WUR scientists involved in major Arctic expedition

Ice will freeze around the ship Polarnstern, which will then drift towards the North Pole.
Research ship Polarstern during an expedition to the Antarctic in 2013. Photo Alfred Wegener Institut / Stefan Hendricks

This autumn, researchers on board the ship Polarstern will let sea ice trap them and spend the next year drifting towards the North Pole in the name of science. Researchers from Wageningen will also be involved in this major expedition.

MOSAiC (Multidisciplinary drifting Observatory for the Study of Arctic Climate) will be one of the biggest polar expeditions to date. On 20 September, the German research ship Polarstern will depart from Tromsø in Norway. In the Arctic Ocean, ice will freeze around the ship, which will then drift with the ice towards the North Pole for 12 months.

But so far I’ve only been in the summer. Now it will be permanently dark for the first few weeks. I’m interested to see what that’s like

Fokje Schaafsma researcher at Wageningen Marine Research (WMR)

The vessel will serve as a lab and a hotel for scientists from 17 different countries who will be studying the effects of climate change. Russian, Swedish and Chinese icebreakers will bring supplies to the ship and let researchers and crew — a total of 600 people over the course of the year — relieve one another. The expedition will cost over 120 million euros; preparations started back in 2011. Three Dutch projects will be included thanks to a financial contribution by Dutch science funding organization NWO: two WUR projects and one for the University of Groningen.

The last time someone did a drifting experiment was in 1895 when the Norwegian explorer Fridtjof Nansen deliberately got his ship Fram stuck in an ice pack in an attempt to reach the North Pole. He never actually got there but a lot of scientific research was conducted during the journey.

Young cod

Fokje Schaafsma of Wageningen Marine Research will be studying the Arctic cod (Boreogadus saida). ‘We found young cod under the sea ice during an earlier expedition.’ It seems as if they use the sea ice as a means of transport to take them from the Russian and Canadian coasts, where they are born, to the middle of the Arctic Ocean.

The Arctic is predicted to be ice-free in the summer months by 2050

Laurens Ganzeveld, researcher Meteorology and Air Quality

Schaafsma will investigate what the cod eat in the different seasons. This information will be combined the results of other researchers, for example on the spread of cod.
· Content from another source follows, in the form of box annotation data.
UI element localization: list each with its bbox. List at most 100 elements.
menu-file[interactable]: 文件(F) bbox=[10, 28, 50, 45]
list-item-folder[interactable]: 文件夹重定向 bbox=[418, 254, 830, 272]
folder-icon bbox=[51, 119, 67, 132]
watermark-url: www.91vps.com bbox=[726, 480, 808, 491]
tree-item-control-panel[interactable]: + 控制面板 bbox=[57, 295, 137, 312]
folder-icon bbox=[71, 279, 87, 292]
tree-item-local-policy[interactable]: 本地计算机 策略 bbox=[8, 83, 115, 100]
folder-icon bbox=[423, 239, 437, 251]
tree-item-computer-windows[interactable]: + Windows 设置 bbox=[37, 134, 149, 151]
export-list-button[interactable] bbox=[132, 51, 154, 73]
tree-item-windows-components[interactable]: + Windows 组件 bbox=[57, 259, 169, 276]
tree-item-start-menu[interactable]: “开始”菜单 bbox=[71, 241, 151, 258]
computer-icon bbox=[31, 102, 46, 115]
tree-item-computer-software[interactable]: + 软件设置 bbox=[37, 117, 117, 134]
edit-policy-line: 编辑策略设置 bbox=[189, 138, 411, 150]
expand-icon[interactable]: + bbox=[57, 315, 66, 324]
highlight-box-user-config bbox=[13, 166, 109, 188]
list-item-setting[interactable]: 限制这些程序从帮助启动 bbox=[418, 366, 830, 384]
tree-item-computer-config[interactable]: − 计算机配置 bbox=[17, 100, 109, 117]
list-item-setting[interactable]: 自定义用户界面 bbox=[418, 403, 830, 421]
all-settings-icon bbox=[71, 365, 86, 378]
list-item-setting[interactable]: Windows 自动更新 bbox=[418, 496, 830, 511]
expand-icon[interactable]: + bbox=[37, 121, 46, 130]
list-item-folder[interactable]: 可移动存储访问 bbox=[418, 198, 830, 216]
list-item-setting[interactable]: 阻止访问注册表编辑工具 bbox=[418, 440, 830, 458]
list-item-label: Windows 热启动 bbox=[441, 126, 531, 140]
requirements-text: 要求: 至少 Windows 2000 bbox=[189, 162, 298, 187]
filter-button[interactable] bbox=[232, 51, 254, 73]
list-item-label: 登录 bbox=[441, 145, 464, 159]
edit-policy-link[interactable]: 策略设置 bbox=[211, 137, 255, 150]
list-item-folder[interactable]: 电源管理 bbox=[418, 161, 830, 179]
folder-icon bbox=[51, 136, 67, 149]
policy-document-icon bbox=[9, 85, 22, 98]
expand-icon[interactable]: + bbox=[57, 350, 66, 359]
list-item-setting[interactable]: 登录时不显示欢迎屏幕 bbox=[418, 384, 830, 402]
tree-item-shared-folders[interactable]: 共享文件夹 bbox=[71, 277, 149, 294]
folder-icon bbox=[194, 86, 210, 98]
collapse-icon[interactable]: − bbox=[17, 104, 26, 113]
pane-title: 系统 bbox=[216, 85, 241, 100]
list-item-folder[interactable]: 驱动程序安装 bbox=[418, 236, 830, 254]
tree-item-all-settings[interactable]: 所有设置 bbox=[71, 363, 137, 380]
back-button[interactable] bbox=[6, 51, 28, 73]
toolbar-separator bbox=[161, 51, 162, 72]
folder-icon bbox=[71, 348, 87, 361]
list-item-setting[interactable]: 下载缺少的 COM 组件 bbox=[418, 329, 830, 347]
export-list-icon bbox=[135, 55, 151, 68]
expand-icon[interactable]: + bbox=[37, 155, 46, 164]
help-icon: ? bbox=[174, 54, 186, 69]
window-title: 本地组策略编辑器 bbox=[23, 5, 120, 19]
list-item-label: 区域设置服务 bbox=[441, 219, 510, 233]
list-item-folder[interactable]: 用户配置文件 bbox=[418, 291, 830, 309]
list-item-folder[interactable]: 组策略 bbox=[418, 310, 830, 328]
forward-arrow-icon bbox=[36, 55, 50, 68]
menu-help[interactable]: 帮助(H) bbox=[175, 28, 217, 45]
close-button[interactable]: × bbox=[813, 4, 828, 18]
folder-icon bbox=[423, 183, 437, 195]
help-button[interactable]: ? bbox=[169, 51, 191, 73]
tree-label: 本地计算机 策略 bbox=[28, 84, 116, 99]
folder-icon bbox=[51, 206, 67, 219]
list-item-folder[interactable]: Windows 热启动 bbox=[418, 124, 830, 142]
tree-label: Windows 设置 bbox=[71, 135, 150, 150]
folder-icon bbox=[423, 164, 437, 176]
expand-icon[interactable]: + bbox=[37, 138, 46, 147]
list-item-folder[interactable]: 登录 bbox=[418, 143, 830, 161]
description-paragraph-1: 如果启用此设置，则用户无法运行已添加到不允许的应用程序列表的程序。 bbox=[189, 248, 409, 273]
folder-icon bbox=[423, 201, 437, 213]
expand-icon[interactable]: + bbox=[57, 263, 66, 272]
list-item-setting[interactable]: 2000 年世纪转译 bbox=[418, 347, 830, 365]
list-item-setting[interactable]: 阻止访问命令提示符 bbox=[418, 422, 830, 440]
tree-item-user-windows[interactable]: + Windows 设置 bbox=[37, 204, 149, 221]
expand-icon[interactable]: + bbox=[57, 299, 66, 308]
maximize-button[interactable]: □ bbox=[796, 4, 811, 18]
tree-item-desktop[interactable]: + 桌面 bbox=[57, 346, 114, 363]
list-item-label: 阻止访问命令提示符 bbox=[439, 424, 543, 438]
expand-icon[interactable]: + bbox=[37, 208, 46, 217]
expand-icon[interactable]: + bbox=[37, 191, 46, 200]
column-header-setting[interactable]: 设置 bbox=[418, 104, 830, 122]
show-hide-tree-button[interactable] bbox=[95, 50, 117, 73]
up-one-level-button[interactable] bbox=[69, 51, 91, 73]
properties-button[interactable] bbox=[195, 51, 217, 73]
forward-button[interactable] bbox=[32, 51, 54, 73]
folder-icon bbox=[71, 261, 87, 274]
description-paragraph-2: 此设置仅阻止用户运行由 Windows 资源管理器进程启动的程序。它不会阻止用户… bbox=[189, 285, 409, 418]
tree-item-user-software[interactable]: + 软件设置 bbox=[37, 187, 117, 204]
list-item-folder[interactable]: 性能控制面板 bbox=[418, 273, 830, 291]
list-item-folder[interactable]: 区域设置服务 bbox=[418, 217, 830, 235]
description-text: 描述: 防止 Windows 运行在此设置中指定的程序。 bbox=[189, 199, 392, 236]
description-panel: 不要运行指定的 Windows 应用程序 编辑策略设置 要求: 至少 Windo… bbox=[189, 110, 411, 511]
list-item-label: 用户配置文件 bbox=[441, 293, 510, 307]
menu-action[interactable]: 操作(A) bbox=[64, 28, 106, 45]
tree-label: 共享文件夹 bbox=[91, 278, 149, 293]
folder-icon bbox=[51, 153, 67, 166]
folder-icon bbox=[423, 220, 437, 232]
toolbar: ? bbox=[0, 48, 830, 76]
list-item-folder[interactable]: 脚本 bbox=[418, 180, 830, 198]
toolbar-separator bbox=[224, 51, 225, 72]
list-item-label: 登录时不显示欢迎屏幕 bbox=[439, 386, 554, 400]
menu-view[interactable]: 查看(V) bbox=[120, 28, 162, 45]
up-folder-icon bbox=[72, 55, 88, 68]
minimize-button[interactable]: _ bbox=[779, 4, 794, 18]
Schaafsma will be on board the trapped ship from late January to early April 2020. It will not be her first polar expedition. ‘But so far I’ve only been in the summer. Now it will be permanently dark for the first few weeks. I’m interested to see what that’s like.’

As most of the scientists will only spend two months on board, they will help one another to carry out measurements for a full year. Schaafsma: ‘We’ll have to see how the logistics work out. Work and consultations have been going on for a long time to get all the people and necessary equipment on board so that everyone can both do their own job and help others.’

Melting sea ice

Researcher Laurens Ganzeveld of Meteorology and Air Quality studies the exchange of climate-active gases between the ice, the ocean and the atmosphere. These are gases such as carbon dioxide, methane, ozone and dimethyl sulphide that influence the climate, for example as greenhouse gases. ‘The Arctic is predicted to be ice-free in the summer months by 2050,’ says Ganzeveld. ‘This will have a huge effect on the climate because the sea ice influences the exchange of energy and climate-active gases between the atmosphere and the ocean. But very little is known about these processes in the Arctic Ocean, especially outside the summer months as little research has been done in that period.’

Ganzeveld won’t be going on the ship himself; he will be performing model analyses in the Netherlands together with his colleagues. Fellow scientists from Boulder, Colorado, will carry out the measurements on board. Ganzeveld: ‘This data will let us improve our climate models and make predictions for the Arctic and global climate.’